Other Shelter artifacts include a wonderful bust of Woody, that’s so like him. There’s a bust of my great-grandmother, Ella Reeve Bloor [a Mother Jones-like left-wing agitator and Communist Party central committee member from 1932-1948, whose autobiography inspired Guthrie’s 1913 Massacre]. There’s a [two-page typed] letter from Woody to the family in the 1940s. [Nearby is a replica of] the lyrics to This Land is Your Land handwritten on paper by Woody.
TD: Is This Land is Your Land a socialist song?
GEER: It’s a people’s song.
TD: When is the museum open and what is the price of admission?
GEER: It’s open around showtimes and admission is free.
TD: Do you know about Woody’s song about Donald Trump’s father?
GEER: Yes. We actually sang it at one of our Geer Family and Friends biannual events about Woody. The story starts at [Guthrie’s] birth in Oklahoma, his hard times, what it was like for him as a human being, the things he went through in his life, the reason he became a wanderer, a hobo, to find out what was going on in the country. Why he lived the life he lived, he had to express it through his songs.
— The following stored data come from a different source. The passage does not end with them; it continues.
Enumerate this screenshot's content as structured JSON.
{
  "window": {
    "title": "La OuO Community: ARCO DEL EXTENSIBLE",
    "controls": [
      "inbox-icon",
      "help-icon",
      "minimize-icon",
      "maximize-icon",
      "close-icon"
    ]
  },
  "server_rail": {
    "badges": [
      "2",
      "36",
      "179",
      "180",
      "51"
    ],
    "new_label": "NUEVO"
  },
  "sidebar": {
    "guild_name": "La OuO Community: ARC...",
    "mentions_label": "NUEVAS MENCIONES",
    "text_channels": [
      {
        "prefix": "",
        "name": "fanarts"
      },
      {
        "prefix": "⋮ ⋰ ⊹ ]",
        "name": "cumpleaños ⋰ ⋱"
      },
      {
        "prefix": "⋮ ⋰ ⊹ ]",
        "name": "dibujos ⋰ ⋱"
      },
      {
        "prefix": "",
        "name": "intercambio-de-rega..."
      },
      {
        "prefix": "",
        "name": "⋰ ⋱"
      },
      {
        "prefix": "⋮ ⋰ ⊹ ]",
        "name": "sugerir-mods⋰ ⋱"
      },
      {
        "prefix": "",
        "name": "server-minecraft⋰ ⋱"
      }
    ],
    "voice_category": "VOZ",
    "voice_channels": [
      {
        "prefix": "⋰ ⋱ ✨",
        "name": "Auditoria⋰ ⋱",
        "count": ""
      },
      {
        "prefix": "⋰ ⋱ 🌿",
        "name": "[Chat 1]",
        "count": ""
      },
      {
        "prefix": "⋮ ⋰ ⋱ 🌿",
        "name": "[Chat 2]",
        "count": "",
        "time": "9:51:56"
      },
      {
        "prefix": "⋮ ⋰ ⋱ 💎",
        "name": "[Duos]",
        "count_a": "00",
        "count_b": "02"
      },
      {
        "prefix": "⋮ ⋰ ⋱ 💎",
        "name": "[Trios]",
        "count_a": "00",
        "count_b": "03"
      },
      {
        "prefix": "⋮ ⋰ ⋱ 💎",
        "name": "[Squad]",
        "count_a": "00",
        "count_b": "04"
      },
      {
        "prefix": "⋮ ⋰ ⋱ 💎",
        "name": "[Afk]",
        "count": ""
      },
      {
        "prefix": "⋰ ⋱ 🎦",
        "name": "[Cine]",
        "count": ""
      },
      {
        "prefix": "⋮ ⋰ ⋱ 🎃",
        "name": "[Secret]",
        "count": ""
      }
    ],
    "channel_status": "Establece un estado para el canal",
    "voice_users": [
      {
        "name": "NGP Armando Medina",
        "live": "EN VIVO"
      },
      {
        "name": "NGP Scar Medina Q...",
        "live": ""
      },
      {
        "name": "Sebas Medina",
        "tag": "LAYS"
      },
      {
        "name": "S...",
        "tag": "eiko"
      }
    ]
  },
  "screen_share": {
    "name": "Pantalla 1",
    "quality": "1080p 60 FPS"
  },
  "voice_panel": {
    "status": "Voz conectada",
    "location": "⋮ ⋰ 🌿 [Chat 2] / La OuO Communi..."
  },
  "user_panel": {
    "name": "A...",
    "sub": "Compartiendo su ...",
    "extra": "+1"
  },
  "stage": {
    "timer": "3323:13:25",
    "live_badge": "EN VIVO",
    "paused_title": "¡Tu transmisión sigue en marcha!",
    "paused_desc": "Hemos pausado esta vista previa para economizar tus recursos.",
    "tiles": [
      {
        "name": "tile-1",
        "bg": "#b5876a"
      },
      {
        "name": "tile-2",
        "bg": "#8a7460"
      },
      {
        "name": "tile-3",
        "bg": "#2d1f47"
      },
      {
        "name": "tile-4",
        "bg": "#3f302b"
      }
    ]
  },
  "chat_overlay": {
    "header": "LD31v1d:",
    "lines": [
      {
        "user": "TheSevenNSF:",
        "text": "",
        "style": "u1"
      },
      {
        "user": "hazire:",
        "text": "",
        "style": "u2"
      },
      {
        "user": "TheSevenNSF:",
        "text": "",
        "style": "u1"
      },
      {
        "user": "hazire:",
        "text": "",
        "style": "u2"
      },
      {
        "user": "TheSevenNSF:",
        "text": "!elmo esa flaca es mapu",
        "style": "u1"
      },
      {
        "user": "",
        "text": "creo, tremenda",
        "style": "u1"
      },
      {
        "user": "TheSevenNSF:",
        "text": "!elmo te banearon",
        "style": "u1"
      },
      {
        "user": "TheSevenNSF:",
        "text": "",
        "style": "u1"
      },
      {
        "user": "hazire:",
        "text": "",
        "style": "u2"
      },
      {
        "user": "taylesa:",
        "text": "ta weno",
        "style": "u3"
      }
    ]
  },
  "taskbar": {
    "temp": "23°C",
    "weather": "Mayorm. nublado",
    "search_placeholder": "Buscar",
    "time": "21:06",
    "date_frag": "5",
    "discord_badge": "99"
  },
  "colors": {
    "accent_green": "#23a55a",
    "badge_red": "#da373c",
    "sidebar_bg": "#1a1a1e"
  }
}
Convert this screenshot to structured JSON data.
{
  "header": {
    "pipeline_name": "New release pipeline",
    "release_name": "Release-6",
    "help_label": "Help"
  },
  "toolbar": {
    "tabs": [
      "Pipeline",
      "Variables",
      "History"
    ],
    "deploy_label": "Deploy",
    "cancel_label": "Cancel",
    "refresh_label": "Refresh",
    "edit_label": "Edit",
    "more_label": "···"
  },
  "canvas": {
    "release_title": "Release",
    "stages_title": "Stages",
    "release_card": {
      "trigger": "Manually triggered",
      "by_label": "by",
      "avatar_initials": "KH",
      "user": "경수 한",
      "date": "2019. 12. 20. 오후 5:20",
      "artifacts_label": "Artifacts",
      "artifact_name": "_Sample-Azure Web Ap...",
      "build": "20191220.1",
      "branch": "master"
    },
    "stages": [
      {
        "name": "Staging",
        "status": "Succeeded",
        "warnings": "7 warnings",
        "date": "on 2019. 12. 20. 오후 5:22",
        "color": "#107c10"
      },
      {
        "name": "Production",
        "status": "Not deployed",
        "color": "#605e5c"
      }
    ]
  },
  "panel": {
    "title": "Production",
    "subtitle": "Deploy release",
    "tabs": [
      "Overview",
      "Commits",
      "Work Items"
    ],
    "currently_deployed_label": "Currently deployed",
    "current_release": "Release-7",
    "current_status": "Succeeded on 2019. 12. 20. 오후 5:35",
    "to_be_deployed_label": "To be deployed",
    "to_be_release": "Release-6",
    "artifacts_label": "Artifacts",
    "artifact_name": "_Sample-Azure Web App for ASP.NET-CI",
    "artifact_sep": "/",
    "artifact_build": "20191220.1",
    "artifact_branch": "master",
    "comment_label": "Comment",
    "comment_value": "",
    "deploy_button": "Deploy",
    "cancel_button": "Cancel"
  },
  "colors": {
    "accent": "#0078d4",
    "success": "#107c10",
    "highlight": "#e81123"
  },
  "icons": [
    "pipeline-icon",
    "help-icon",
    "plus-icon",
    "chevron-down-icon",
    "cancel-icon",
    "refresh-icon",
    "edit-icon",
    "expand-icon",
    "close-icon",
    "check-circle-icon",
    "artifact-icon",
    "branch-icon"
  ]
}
Because Woody lived in New York City, he wrote Old Man Trump. It just puts down the way Fred Trump treated people as a landlord. Now Donald wants to be a landlord of the country, and I don’t think we should allow it.
TD: Your father’s probably best known to the public as Grandpa Zeb on The Waltons. He became America’s archetypal grandfather during that long-running 1970s TV series. What kind of a dad was he offscreen?
GEER: Well, my favorite thing was to go to a nursery with him, because he’d talk to the plants. He was so supportive. He wasn’t like your regular father. He didn’t have rules. He was a wonderful man, a very good man.
TD: What role did your father play in the 1954 pro-union, pro-Latino, feminist movie Salt of the Earth?
GEER: Pop went to New Mexico to play the sheriff. It was one of the most remarkable experiences of his life. They had to work so hard to get this film about working-class people being taken advantage of by the mine owners. I was just 10 years old then, and they couldn’t finish the film; they finished some of it up here, and I remember hanging clothes on a clothesline as a kid. That was my first film experience.
On Oct. 11, we’re presenting a 70th anniversary commemoration of Salt of the Earth at the Theatricum. We’ll show this remarkable film and have a panel you’ll moderate with myself; Becca Wilson, daughter of Salt’s screenwriter Michael Wilson; Bill Jarrico, son of producer Paul Jarrico; and, hopefully, Eva Bodenstedt, niece of Mexican co-star Rosaura Revueltas. United Farm Workers co-founder Dolores Huerta has also been invited to participate. Before the screening, I’ll read portions of my father’s remarkable 1951 testimony before the House Un-American Activities Committee. Some of his remarks are very funny.
TD: Did Will become an informer and give HUAC names of other suspected progressives to save himself, like witnesses such as Elia Kazan did?
GEER: No, no. He’d always say, “Nobody knows how they’re going to react when they’re pinned like that.” He knew he wasn’t going to speak against his friends; he took the Fifth Amendment. Pete Seeger took the First and Lillian Hellman did it by a letter to HUAC, writing: “I cannot and will not cut my conscience to fit this year’s fashions.”
Years later, when I was 17, I tried out for Splendor in the Grass before Kazan. He got bright red in the face and asked, “How are your mother and father?” It was so weird; I never did read. When I got back, Pop was there with Morris Carnovsky [who Kazan had informed on to HUAC], and he asked who I read for. When I said, “Kazan,” he really freaked out.
TD: What gives you hope now?
GEER: It’s the Poor People’s Campaign that’s exciting me today. That’s what’s going to rise up again. The people unable to enjoy the wealth that can be had in this country; We have to get back to the common man having more rights.